The staging was minimal, no props or elaborate costumes, but Cecil Baldwin is a stage actor and does a marvelous job of reading with appropriate gestures as well as intonation. As in the podcast, you don't see much, but the show as written is longer than usual and does a frankly brilliant job at pulling the audience in for participation and effective creepiness. All the musical accompaniment was right on cue*, as in the final show. We got out right around 9:30, and I will tell you nothing else about the story, since they're going to edit it for broadcast later.
If you're lucky enough to have tickets, you are going to be extremely happy with this show! It exceeded my expectations completely, and they weren't low. I kept bumping up against Wim's shoulder on the way home and gleaming at him. He was properly appreciative of his present.

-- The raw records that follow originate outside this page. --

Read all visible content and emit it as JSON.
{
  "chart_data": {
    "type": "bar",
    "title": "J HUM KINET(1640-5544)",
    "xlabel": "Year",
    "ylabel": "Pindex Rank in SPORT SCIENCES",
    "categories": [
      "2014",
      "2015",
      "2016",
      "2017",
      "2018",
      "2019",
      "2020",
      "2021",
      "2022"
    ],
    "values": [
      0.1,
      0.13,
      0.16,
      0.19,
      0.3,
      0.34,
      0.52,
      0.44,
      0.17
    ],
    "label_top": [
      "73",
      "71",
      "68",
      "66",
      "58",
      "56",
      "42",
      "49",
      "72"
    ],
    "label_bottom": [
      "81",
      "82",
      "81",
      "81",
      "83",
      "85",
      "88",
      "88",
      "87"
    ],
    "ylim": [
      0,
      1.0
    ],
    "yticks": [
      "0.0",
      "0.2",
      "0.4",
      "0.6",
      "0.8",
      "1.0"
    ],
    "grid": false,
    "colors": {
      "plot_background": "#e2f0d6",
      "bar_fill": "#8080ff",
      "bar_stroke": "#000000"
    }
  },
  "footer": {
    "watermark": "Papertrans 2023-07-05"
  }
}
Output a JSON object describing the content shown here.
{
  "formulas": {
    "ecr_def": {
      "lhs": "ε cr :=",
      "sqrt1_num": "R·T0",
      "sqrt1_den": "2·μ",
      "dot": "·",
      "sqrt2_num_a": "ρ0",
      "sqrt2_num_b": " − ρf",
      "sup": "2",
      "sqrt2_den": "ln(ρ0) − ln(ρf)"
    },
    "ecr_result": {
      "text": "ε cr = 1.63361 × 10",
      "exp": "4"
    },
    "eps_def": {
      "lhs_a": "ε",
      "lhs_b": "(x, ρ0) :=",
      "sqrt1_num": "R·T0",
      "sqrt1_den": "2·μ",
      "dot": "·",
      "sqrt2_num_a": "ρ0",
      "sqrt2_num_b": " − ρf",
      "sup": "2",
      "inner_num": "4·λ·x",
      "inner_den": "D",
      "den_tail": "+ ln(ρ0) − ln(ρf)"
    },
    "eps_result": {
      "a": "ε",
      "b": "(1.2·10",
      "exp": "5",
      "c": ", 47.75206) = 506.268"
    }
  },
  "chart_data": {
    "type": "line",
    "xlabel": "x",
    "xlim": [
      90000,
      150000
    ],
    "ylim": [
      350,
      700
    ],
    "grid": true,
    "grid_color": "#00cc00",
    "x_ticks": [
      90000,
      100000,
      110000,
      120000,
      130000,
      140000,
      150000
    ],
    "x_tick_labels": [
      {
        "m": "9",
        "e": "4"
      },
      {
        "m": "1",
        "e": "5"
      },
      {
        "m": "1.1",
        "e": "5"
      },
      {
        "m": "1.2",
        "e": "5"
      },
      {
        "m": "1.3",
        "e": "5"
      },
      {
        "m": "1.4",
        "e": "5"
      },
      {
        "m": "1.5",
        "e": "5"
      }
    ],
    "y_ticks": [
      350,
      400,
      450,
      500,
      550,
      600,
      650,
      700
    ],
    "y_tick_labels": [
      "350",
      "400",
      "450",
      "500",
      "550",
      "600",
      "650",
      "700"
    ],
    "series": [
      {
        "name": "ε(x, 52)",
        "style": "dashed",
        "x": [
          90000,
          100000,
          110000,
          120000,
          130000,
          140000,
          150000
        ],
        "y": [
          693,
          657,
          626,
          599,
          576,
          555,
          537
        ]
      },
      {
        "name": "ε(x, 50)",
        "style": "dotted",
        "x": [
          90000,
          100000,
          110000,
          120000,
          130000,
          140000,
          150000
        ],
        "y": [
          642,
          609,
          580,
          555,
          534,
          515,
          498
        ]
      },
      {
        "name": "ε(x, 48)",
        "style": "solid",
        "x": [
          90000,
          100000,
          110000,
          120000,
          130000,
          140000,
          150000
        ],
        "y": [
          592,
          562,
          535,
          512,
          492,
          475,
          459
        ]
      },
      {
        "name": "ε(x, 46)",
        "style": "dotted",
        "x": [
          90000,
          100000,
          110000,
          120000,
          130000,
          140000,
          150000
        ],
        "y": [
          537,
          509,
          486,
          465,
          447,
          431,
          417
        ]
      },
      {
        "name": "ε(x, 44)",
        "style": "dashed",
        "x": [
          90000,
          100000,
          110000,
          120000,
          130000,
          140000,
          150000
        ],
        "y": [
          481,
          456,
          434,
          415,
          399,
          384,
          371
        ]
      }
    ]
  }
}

Upcoming shows for which there are still tickets:
- Vegas and Phoenix
- Another just-announced tour in March from Boston down the coast and around through Texas, then the Midwest
- Emerald City Comic-con back here in Seattle (a reason to go to a giant con?)
* There was one hilarious moment during the end of a dramatic Webley song when someone's Mac made a loud "my volume has been adjusted" blip, though. Webley carried on admirably, but I admit that my area of the audience was giggling a bit, and when someone stage-whispered disgustedly, "APPLE," it didn't help us control ourselves.
[ETA: Also, I sat next to an ax for the entire show. And there was a man in a tan jacket with the BEST felt deer-skull mask, we only saw him on the way out. AUDIENCE LOVE.]